Though most were military and financial fiascoes, the Crusades had a long-term impact on European civilization that went beyond finding an outlet for the violence of warring Christian kingdoms. "[The Crusades] made the Continent more cosmopolitan and gave Europeans a far greater awareness of the wider world. Like all wars, veterans came back and had seen things they never would have if they had stayed in their villages," says James Reston Jr., author of Warriors of God: Richard the Lionheart and Saladin in the Third Crusade. The stories they brought back also sparked a creative blaze in Europe. Beginning in the 12th century, or around time of the First Crusade, literature and verse flowered in the form of memoir and song.
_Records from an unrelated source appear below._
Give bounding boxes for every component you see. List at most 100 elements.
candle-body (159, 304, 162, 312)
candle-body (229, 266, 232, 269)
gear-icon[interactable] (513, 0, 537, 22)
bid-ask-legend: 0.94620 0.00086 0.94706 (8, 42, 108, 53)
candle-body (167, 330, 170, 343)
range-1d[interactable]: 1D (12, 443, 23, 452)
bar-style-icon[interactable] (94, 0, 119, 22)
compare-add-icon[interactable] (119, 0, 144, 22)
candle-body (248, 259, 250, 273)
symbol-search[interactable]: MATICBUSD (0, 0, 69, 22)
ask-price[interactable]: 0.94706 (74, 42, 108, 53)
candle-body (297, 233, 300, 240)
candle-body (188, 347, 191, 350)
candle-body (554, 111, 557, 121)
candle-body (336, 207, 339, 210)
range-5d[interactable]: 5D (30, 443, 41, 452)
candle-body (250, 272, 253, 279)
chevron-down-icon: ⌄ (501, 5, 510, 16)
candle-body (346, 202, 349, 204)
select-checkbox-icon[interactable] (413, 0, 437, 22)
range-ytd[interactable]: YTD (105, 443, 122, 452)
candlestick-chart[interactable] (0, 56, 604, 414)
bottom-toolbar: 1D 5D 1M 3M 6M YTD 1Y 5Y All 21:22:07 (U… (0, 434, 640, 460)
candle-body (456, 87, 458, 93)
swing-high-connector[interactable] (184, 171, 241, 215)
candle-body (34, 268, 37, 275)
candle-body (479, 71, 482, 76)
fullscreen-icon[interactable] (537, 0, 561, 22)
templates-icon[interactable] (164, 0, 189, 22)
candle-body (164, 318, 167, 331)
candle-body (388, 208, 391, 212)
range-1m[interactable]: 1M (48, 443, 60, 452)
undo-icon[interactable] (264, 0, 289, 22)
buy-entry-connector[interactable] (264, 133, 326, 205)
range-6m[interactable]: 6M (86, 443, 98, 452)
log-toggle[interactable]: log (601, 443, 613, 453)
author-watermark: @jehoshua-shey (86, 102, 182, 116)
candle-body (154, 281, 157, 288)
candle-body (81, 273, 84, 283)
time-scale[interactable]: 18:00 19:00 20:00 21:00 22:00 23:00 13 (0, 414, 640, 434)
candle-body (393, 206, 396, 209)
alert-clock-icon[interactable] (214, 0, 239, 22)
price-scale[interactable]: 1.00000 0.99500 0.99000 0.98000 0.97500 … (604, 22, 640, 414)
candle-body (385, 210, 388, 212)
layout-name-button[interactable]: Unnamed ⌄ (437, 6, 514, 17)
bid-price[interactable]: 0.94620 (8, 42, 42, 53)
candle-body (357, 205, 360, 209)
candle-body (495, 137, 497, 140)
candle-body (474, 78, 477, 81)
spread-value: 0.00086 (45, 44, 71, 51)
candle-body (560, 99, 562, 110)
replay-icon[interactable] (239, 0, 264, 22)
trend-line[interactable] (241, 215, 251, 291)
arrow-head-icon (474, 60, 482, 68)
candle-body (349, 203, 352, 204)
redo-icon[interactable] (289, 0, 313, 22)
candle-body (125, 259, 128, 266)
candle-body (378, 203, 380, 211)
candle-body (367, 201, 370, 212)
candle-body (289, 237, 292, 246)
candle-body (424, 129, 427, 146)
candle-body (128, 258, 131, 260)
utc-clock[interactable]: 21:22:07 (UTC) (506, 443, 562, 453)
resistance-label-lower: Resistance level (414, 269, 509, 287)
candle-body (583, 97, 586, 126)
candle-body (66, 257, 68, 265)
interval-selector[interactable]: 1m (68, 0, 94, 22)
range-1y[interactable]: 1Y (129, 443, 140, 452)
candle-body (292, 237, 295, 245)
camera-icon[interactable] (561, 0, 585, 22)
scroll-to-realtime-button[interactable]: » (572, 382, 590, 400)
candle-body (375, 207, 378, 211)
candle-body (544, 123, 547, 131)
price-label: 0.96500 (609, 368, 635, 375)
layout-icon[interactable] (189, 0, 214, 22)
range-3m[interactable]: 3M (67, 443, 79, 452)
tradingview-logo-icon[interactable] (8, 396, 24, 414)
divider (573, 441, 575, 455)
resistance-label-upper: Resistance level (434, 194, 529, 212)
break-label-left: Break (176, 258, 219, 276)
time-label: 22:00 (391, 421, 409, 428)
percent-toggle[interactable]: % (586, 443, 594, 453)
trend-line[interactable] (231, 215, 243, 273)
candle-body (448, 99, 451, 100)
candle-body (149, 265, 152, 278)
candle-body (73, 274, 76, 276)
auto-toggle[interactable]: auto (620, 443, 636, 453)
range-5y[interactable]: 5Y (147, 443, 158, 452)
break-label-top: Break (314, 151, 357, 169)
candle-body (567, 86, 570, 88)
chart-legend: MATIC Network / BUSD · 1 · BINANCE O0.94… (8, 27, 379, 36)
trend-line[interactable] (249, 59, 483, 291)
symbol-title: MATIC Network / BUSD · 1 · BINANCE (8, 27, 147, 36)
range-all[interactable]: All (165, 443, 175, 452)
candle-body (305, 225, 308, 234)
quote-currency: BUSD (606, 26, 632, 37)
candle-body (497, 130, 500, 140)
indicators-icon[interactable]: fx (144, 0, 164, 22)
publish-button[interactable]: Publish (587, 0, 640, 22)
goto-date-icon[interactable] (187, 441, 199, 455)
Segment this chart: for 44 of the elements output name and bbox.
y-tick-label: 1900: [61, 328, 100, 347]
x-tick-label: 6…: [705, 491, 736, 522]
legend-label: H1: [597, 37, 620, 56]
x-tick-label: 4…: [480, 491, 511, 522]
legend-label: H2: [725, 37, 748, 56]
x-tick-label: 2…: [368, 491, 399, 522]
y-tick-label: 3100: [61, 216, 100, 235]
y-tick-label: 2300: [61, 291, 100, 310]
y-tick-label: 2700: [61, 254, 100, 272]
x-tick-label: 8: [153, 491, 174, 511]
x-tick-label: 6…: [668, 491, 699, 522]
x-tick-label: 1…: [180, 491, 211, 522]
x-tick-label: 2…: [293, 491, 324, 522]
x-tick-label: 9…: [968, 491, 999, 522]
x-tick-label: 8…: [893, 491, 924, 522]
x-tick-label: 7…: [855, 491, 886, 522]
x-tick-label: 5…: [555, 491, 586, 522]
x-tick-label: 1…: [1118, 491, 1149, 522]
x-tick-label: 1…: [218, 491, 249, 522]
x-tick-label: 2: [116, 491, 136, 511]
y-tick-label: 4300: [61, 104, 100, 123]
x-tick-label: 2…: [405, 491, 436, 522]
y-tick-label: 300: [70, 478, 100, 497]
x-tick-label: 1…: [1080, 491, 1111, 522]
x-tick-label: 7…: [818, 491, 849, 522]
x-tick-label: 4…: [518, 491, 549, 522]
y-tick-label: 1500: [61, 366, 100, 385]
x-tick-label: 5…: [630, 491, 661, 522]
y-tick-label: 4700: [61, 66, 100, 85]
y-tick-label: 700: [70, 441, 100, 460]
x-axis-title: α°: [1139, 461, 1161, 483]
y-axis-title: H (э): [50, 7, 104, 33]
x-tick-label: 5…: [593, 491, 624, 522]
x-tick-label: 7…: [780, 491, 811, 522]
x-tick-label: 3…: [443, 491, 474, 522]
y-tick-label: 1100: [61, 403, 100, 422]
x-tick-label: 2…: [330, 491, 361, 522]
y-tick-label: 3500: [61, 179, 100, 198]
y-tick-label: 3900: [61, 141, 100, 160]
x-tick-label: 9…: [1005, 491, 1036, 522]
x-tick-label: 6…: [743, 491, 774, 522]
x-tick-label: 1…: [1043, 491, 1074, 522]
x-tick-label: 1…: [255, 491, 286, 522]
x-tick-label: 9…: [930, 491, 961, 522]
Coming after the virtual silence that marked the Dark Ages, the proliferation of Crusader epics like the French Song of Roland is referred to by some scholars as the "12th-century Renaissance."
Many chose not to return at all, especially second and third sons with no chance of inheriting land back in Europe. Those who stayed created a cultural, military, and mercantile outpost in the Holy Land. The fortresses they built after the First Crusade were usually transplanted reflections of the European feudal system, but over time the "Latin kingdoms" in the Holy Land also served as a powerful integrating force. Contact with the libraries of the Arab world opened up new worlds for the isolated scholars of Europe, who gradually gained access to a wealth of ancient Greek texts that had been preserved for centuries in Arabic. "Violent interactions were paralleled by economic and conceptual exchanges," argues Georgetown's Voll. "In some ways the Crusades' positive intellectual dimensions outweigh the negative impact."